Our model expands on well-known frameworks and principles like Theory U. We have developed it further and given it a different vocabulary.
We define four steps:
- Why (inquisitive awareness)
- What for (redesign from scratch)
- What (purposefully compose)
- How (sustainable adoption)
The first step is about liberating ourselves from our habits. We are used to doing things on autopilot, but we are really not aware of this. It is not until we truly consider these habits and assumptions and try to view and understand them from all different viewpoints, that we can take action. When we realize that the reasons why we do something in a specific way don’t make all that much sense anymore, and that the disadvantages may have started outweighing the advantages, then we realize the need for a potential alternative approach.

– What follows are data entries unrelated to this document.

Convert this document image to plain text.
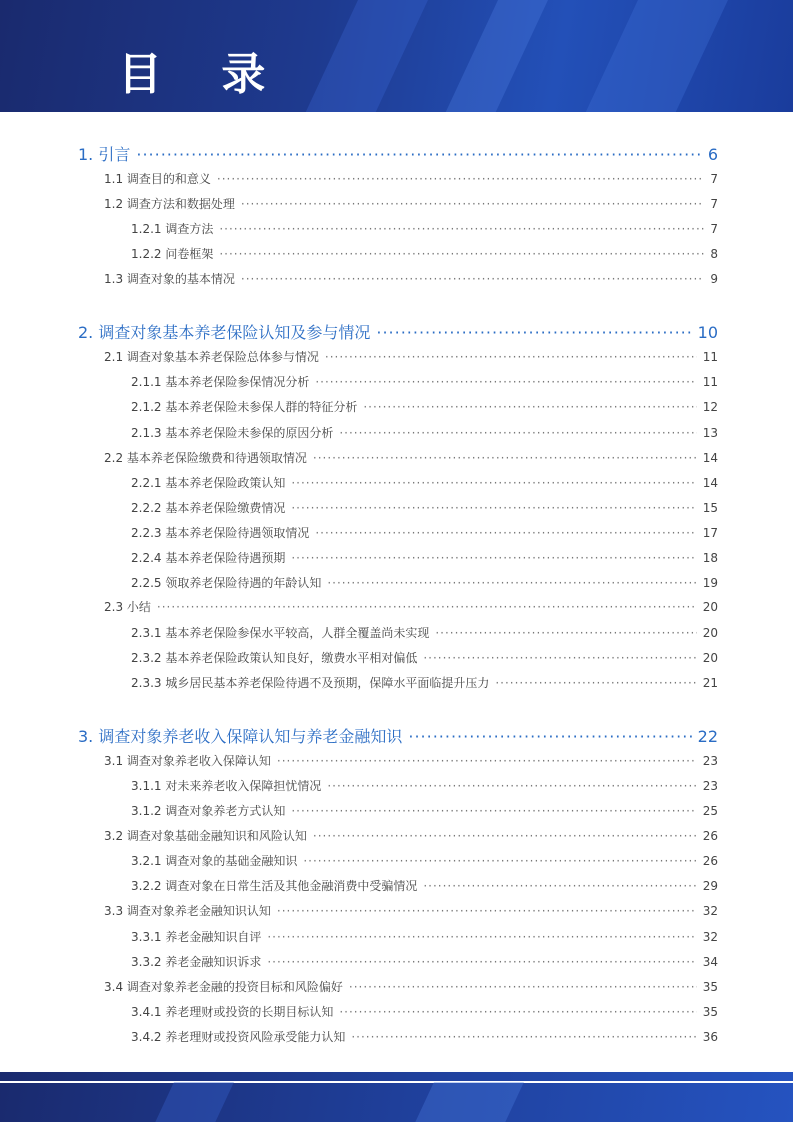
目 录
1. 引言 ·····	6
1.1 调查目的和意义 ·····	7
1.2 调查方法和数据处理 ·····	7
1.2.1 调查方法 ·····	7
1.2.2 问卷框架 ·····	8
1.3 调查对象的基本情况 ·····	9
2. 调查对象基本养老保险认知及参与情况 ·····	10
2.1 调查对象基本养老保险总体参与情况 ·····	11
2.1.1 基本养老保险参保情况分析 ·····	11
2.1.2 基本养老保险未参保人群的特征分析 ·····	12
2.1.3 基本养老保险未参保的原因分析 ·····	13
2.2 基本养老保险缴费和待遇领取情况 ·····	14
2.2.1 基本养老保险政策认知 ·····	14
2.2.2 基本养老保险缴费情况 ·····	15
2.2.3 基本养老保险待遇领取情况 ·····	17
2.2.4 基本养老保险待遇预期 ·····	18
2.2.5 领取养老保险待遇的年龄认知 ·····	19
2.3 小结 ·····	20
2.3.1 基本养老保险参保水平较高，人群全覆盖尚未实现 ·····	20
2.3.2 基本养老保险政策认知良好，缴费水平相对偏低 ·····	20
2.3.3 城乡居民基本养老保险待遇不及预期，保障水平面临提升压力 ·····	21
3. 调查对象养老收入保障认知与养老金融知识 ·····	22
3.1 调查对象养老收入保障认知 ·····	23
3.1.1 对未来养老收入保障担忧情况 ·····	23
3.1.2 调查对象养老方式认知 ·····	25
3.2 调查对象基础金融知识和风险认知 ·····	26
3.2.1 调查对象的基础金融知识 ·····	26
3.2.2 调查对象在日常生活及其他金融消费中受骗情况 ·····	29
3.3 调查对象养老金融知识认知 ·····	32
3.3.1 养老金融知识自评 ·····	32
3.3.2 养老金融知识诉求 ·····	34
3.4 调查对象养老金融的投资目标和风险偏好 ·····	35
3.4.1 养老理财或投资的长期目标认知 ·····	35
3.4.2 养老理财或投资风险承受能力认知 ·····	36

Becoming aware and leaving behind all that was – at least in thought -, creates space for a ‘reset’-scenario: What if we could start afresh by un-imagining everything we’re used to? How would we organize things then? This is step two. The ‘what for’ question is central in this step: what is the educational system, our school, for? What do children need to learn in a society that changes rapidly and in which they might live longer than ever?
Only when this question has been answered is it relevant to look for possible alternatives. In other words, steps 1 and 2 create the supply to the demand that take place at steps 3 and 4.
We all like looking for solutions, we want to know what we have to do and how. In our model the answers, solutions – the schools and learning environments that fit your vision – are depicted on the right-hand side of our graph above, at the third step. If you’re still on the left side of the model, if you’re still at the eve of change and have not started to consciously look into the ‘why’ and ‘what for’ of the educational system, and take a shortcut to thinking about solutions, you will skip some fundamental steps. There’s potential danger in this: you are likely to build a new world upon structures that are not logical or desirable in today’s world – let alone tomorrow’s.
Many of the possible solutions and alternatives from step 3 are still experiments, still in the early stages. Some have existed for decennia and, therefore, have matured, but they are mostly secluded because they were ahead of their time and not widely accepted.
Often they were initialized and developed by pioneers, idealists and disruptive visionaries. Step four is about adopting these alternatives and solutions, scaling them and letting them take root in a sustainable way – and with that having them become a new system in themselves. In other words: about the ‘how’ of things.
In the middle of the model is a beating heart. This stands for communities; groups of people who go through this process together. This, for instance, can be a team at a school, the audience of one of my keynotes, a group of changemakers or a group of parents.
I would like to invite you to go through this process yourself and with each other. Again and again. In little circles, that together lead to bigger circles and enormous impact.
You can also live this process yourself. In my blog post ‘From scratch….’ you can read how I’ve done this past summer and what the effect has been on my own choices and priorities.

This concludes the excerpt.